Testing Failover Manually

First, install nfs client if you haven’t already:

sudo apt-get install nfs-common

Now, mount nfs:

sudo mount -t nfs -o proto=tcp,port=2049 nfs.mydomain.com:/srv /mnt

Now we will test a dummy write operation to /mnt:

sudo dd if=/dev/zero of=/mnt/dummy count=50 bs=1M

This should be completed fairly shortly. Now let’s drain our primary node and try to write on the other node without re-mounting our nfs drive. On primary node alpha, run:

sudo crm node standby alpha

This should give you a status of the following when checked crm status:

Node alpha: standby
Online: [ delta ]

Full list of resources:

 Master/Slave Set: ms_drbd_nfs [drbd_nfs]
     Masters: [ delta ]
     Stopped: [ alpha ]
 Resource Group: HA
     fs_nfs	(ocf::heartbeat:Filesystem):	Started delta
     nfs	(ocf::heartbeat:nfsserver):	Started delta

Now our primary is delta.
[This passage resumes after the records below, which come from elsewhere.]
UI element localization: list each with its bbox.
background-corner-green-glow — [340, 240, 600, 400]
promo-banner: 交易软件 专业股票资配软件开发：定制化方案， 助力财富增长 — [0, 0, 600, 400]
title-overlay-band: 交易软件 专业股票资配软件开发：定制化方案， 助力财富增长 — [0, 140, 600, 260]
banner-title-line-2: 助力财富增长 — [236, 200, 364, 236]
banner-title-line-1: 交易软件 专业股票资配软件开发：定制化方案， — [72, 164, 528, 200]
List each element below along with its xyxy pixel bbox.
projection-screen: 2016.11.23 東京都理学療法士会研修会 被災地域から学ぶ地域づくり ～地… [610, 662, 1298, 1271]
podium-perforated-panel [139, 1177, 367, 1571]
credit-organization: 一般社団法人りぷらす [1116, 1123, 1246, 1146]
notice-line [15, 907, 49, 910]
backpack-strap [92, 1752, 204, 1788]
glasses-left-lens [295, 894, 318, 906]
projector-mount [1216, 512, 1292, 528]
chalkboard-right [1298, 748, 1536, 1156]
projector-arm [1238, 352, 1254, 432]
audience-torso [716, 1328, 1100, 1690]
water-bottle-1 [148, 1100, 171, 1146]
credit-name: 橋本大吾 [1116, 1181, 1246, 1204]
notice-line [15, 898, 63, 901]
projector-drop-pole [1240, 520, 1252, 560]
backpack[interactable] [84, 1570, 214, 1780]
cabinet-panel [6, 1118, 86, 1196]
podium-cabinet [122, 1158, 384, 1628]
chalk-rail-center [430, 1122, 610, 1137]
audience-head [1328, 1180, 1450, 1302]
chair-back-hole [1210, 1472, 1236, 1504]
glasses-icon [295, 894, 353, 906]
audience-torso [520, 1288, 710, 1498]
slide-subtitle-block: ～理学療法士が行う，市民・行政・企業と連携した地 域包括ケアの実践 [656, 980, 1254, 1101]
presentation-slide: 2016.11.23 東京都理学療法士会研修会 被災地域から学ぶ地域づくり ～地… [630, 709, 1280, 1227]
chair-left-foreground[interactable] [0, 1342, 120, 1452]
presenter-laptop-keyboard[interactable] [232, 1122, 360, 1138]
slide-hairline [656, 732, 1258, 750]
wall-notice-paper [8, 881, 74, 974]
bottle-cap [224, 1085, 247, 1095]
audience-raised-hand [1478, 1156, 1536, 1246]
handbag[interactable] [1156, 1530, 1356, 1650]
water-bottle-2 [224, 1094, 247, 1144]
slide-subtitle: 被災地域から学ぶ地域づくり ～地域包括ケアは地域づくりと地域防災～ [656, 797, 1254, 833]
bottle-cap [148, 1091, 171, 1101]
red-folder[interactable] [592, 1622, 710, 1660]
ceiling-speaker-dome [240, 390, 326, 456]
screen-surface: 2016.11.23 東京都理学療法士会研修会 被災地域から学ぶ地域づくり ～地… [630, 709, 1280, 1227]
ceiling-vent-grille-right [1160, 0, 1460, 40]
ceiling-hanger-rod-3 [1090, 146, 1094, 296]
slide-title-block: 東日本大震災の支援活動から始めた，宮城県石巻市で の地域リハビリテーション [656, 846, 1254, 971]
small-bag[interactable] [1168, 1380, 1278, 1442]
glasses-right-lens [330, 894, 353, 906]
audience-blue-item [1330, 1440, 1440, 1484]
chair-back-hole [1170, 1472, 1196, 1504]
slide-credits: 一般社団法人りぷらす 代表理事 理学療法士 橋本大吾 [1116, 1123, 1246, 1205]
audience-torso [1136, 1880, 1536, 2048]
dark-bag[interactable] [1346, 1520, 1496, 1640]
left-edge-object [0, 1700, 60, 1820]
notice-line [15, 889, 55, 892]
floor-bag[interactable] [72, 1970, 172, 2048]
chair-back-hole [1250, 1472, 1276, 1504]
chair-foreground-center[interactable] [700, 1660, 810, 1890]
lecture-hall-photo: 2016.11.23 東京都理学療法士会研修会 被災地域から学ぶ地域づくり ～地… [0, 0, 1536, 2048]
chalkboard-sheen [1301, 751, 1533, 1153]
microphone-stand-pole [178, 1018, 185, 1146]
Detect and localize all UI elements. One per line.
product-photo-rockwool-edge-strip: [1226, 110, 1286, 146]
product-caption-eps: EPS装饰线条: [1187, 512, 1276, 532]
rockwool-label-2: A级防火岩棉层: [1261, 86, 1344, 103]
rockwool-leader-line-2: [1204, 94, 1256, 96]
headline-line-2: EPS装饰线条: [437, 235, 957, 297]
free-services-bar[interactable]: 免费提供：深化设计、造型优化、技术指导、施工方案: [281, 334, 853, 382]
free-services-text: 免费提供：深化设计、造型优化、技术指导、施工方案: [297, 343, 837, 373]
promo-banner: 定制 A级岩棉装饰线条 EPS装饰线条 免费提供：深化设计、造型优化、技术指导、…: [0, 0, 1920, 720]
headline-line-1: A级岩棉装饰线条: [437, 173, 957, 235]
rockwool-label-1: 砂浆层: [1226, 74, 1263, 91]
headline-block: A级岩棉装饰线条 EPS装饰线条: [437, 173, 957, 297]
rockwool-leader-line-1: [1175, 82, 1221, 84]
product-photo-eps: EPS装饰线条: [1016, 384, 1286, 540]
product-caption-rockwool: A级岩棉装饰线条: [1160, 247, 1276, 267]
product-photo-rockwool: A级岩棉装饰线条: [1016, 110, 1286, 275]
We will now test a second write in our nfs client.

sudo dd if=/dev/zero of=/mnt/dummy2 count=50 bs=1M

This should also be completed within a similar period.

To bring back node online, you should run:

sudo crm node online alpha

You can now test the same scenario, but with a larger file. And before the write is completed, drain the primary node and let nfs do a failover. Your write operations should be a bit slower, but completed without any errors. You should be able to see all dummy files on both nodes (as long as the node is primary), and on your nfs client.

If you experience any hick up, you can umount with sudo umount -l /mnt and try mounting again. Sometimes the lag between switching two nfs servers is longer than the grace period parameter you’ve set.

If I were you, I would test this setup for a while before migrating all my data to it. It is looks like a nice setup but may not be as performant as you expect under heavy network loads. I am planning to move the state of a Docker Swarm Cluster to a HA-NFS cluster like this and mount docker volumes via nfs but I am still concerned about the performance and agility of an automatic failing over. Still, it was a nice exercise for me to understand corosync and pacemaker as well as tweaking with nfsd on different versions of ubuntu.